Not all of my early brushes with the film and TV industries were quite as disastrous as the Mrs Ken Russell and
Get Some In
incidents. Occasionally my ebullient approach to the kind of small parts I was getting offered at that time paid off. At the age of eighteen, I was cast in an episode of
The Sweeney
called ‘Loving Arms’. It was meant to be a non-speaking role where I was at a table in the pub with a guy who was buying a gun, but I couldn’t (or wouldn’t) stop myself improvising dialogue with him.

The director kept saying, ‘Excuse me, quiet, please. You’re not meant to talk in this scene.’ Now I didn’t know they had to pay you an extra £30 for talking – that’s why they want you to keep schtum – but John Thaw and Dennis Waterman obviously did, because they were standing at the bar laughing while I was arguing the toss. They
weren’t being horrible, they could just see how green I was. My point of view was: ‘It just seems silly that I’d be sitting here not saying anything when we’re doing something as important as buying a gun’, but the director still insisted I keep quiet, so I ended up taking the gun off the guy and having a look at it.

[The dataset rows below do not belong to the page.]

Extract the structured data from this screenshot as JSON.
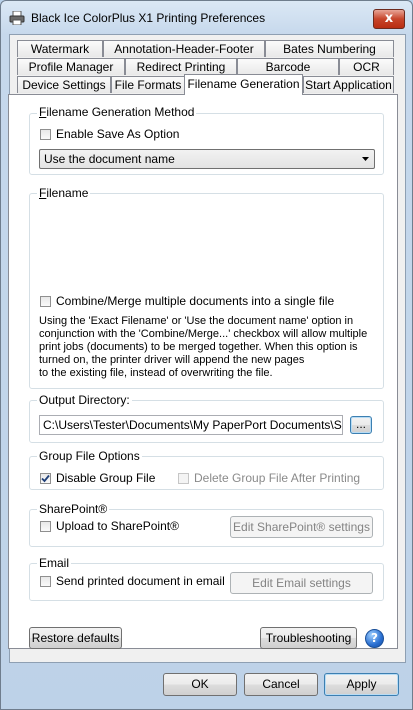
{
  "window": {
    "title": "Black Ice ColorPlus X1 Printing Preferences",
    "close_glyph": "x"
  },
  "tabs": {
    "row1": [
      "Watermark",
      "Annotation-Header-Footer",
      "Bates Numbering"
    ],
    "row2": [
      "Profile Manager",
      "Redirect Printing",
      "Barcode",
      "OCR"
    ],
    "row3": [
      "Device Settings",
      "File Formats",
      "Filename Generation",
      "Start Application"
    ],
    "active": "Filename Generation"
  },
  "filename_generation_method": {
    "title": "Filename Generation Method",
    "enable_save_as_label": "Enable Save As Option",
    "enable_save_as_checked": false,
    "method_selected": "Use the document name"
  },
  "filename": {
    "title": "Filename",
    "combine_label": "Combine/Merge multiple documents into a single file",
    "combine_checked": false,
    "note_lines": [
      "Using the 'Exact Filename' or 'Use the  document name' option in",
      "conjunction with the 'Combine/Merge...' checkbox will allow multiple",
      "print jobs (documents) to be merged together. When this option is",
      "turned on, the printer driver will append the new pages",
      "to the existing file, instead of overwriting the file."
    ]
  },
  "output_directory": {
    "title": "Output Directory:",
    "value": "C:\\Users\\Tester\\Documents\\My PaperPort Documents\\Sampl",
    "browse_label": "..."
  },
  "group_file_options": {
    "title": "Group File Options",
    "disable_group_file_label": "Disable Group File",
    "disable_group_file_checked": true,
    "delete_group_file_label": "Delete Group File After Printing",
    "delete_group_file_checked": false
  },
  "sharepoint": {
    "title": "SharePoint®",
    "upload_label": "Upload to SharePoint®",
    "upload_checked": false,
    "settings_button": "Edit SharePoint® settings"
  },
  "email": {
    "title": "Email",
    "send_label": "Send printed document in email",
    "send_checked": false,
    "settings_button": "Edit Email settings"
  },
  "footer": {
    "restore_defaults": "Restore defaults",
    "troubleshooting": "Troubleshooting",
    "help_glyph": "?"
  },
  "dialog_buttons": {
    "ok": "OK",
    "cancel": "Cancel",
    "apply": "Apply"
  },
  "colors": {
    "accent": "#3c7fb1",
    "help_icon": "#2a6fd1"
  }
}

The director was climbing the walls at this point, telling me to put the gun down, but I was getting pissed off now. ‘Well, what do you want me to do?’ I asked him, ‘Just sit here and play with my cock?’ I suppose it was good of him not to just send me home after that, but this was one of my first-ever paid jobs so I didn’t know any better. And I got the last laugh at the end, because for the next scene we had to go out in the street where me and the guy with the gun had to run away. I was supposed to get caught, but instinct took over and I jumped over a fence and escaped. They didn’t have time to reshoot the scene so it had to stay in done my way. I’ve seen the episode quite recently – I think it’s out there on the internet somewhere – and it’s quite funny. One minute I’m running alongside the other guy, the next I’m gone.

Another of my first paid outings in front of the cameras brought me into contact with someone who’s still one of my best friends now. I’d got a day’s work as an extra on the David Essex film
Stardust,
down by the Thames at the Prospect of Whitby pub in Wapping. It’s one of the oldest – if not the oldest – riverside pubs in London, and Captain Cook lodged just around the corner for a while, so he probably would’ve had a drink in there at some point.